El contacto interno y la cautela de Washington
Un elemento clave en la narrativa oficial es la detención en Cuba de Duniel Hernández Santos, un ciudadano que habría sido enviado desde los Estados Unidos para garantizar la recepción de la infiltración armada y que actualmente se encuentra confeso. Hernández Santos es un ex detenido en Estados Unidos que fue deportado a la isla hace dos años, aunque regresó nuevamente en 2024. Mientras que en los círculos revolucionarios se sospecha que fue un agente plantado por la inteligencia norteamericana, los analistas ven en su arresto una pieza necesaria para justificar el estado de alerta permanente en la población.
A diferencia de otras ocasiones, la respuesta del gobierno de Donald Trump ha sido de una cautela estratégica.
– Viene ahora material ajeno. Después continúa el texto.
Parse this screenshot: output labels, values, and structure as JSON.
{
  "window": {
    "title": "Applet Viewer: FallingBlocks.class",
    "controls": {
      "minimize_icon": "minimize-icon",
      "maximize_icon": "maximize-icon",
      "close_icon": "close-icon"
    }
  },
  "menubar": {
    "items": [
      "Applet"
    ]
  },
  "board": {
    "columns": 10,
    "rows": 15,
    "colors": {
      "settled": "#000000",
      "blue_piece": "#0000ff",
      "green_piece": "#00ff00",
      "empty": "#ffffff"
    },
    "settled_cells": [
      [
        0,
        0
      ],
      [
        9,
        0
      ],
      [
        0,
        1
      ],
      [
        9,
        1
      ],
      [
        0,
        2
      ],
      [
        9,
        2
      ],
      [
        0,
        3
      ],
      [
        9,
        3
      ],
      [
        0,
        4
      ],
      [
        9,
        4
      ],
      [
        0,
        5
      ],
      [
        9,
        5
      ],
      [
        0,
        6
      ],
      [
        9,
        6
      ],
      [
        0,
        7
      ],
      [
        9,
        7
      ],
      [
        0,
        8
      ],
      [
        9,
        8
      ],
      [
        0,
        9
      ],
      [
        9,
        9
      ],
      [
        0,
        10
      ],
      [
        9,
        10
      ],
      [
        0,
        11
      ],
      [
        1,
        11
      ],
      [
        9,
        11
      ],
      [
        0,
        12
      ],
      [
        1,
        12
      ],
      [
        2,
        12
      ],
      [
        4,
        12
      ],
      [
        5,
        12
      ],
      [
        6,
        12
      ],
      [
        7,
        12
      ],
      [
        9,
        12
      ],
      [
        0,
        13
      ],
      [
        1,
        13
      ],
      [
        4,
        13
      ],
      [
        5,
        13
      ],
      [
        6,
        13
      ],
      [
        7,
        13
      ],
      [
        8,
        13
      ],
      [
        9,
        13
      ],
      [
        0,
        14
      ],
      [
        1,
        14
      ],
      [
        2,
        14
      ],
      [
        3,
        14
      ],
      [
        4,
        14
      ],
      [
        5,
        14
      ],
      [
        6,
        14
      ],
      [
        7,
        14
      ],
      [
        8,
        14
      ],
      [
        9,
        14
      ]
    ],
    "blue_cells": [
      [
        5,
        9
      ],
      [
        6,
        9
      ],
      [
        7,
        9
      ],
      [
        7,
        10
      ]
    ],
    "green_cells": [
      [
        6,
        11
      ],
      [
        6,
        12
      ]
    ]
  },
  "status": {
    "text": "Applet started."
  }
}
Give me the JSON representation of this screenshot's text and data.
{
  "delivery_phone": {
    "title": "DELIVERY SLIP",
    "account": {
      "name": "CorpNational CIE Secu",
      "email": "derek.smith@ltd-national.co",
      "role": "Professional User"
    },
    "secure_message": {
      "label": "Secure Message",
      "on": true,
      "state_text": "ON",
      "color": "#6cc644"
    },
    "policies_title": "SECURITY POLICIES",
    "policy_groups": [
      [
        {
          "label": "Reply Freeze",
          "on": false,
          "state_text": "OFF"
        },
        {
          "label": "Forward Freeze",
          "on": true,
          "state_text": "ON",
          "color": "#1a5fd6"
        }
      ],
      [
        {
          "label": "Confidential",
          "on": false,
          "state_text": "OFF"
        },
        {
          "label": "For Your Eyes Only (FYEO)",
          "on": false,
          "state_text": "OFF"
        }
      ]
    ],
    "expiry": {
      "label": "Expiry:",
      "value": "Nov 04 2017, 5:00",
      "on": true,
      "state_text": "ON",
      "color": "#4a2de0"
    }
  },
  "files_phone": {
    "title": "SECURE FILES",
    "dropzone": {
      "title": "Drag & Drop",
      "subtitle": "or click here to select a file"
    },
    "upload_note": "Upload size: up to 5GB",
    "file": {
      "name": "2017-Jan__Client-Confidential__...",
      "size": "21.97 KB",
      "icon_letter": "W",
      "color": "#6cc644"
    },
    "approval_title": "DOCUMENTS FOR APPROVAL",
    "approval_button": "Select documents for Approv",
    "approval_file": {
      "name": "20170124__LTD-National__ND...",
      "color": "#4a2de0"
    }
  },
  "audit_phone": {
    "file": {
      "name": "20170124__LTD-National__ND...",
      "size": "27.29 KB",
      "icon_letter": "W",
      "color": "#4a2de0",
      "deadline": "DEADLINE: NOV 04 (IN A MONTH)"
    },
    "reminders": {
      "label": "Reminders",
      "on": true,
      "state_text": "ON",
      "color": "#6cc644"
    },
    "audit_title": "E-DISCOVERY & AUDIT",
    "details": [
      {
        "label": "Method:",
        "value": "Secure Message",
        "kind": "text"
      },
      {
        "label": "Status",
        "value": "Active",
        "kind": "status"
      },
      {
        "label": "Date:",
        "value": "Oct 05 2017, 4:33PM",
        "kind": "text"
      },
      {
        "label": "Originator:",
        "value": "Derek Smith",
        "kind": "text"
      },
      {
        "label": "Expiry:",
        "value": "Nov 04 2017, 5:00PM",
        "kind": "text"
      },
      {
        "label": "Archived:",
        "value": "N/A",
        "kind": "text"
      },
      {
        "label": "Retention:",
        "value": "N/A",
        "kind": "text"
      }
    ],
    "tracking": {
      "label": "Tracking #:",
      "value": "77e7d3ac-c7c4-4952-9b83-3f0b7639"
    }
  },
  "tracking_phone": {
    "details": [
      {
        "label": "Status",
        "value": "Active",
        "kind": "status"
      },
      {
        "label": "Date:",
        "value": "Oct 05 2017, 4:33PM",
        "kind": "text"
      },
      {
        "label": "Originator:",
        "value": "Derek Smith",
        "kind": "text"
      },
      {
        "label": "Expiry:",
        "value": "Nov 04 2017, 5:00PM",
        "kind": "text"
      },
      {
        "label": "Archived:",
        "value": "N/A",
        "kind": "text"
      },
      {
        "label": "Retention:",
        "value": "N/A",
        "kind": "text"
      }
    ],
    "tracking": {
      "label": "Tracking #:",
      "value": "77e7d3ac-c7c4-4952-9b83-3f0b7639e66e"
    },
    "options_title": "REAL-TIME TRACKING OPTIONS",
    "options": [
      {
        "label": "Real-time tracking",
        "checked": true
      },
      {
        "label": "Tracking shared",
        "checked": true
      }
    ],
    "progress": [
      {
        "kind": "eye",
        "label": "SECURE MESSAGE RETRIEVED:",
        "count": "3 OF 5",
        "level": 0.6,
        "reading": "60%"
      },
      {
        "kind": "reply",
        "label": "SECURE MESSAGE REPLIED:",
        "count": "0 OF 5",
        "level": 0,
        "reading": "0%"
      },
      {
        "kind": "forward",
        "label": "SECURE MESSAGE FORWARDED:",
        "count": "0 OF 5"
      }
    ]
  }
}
El secretario de Estado, Marco Rubio, negó cualquier involucramiento de su país y aseguró que la Casa Blanca recopilará información propia antes de responder en consecuencia. En paralelo, el fiscal general de Florida, James Uthmeier, anunció una investigación junto con autoridades federales, subrayando que el gobierno cubano no es de fiar. Mientras la desconfianza mutua crece, el incidente queda como un recordatorio de las tensiones históricas que, en medio de la crisis energética cubana, vuelven a poner al Estrecho de la Florida en el centro de la disputa geopolítica.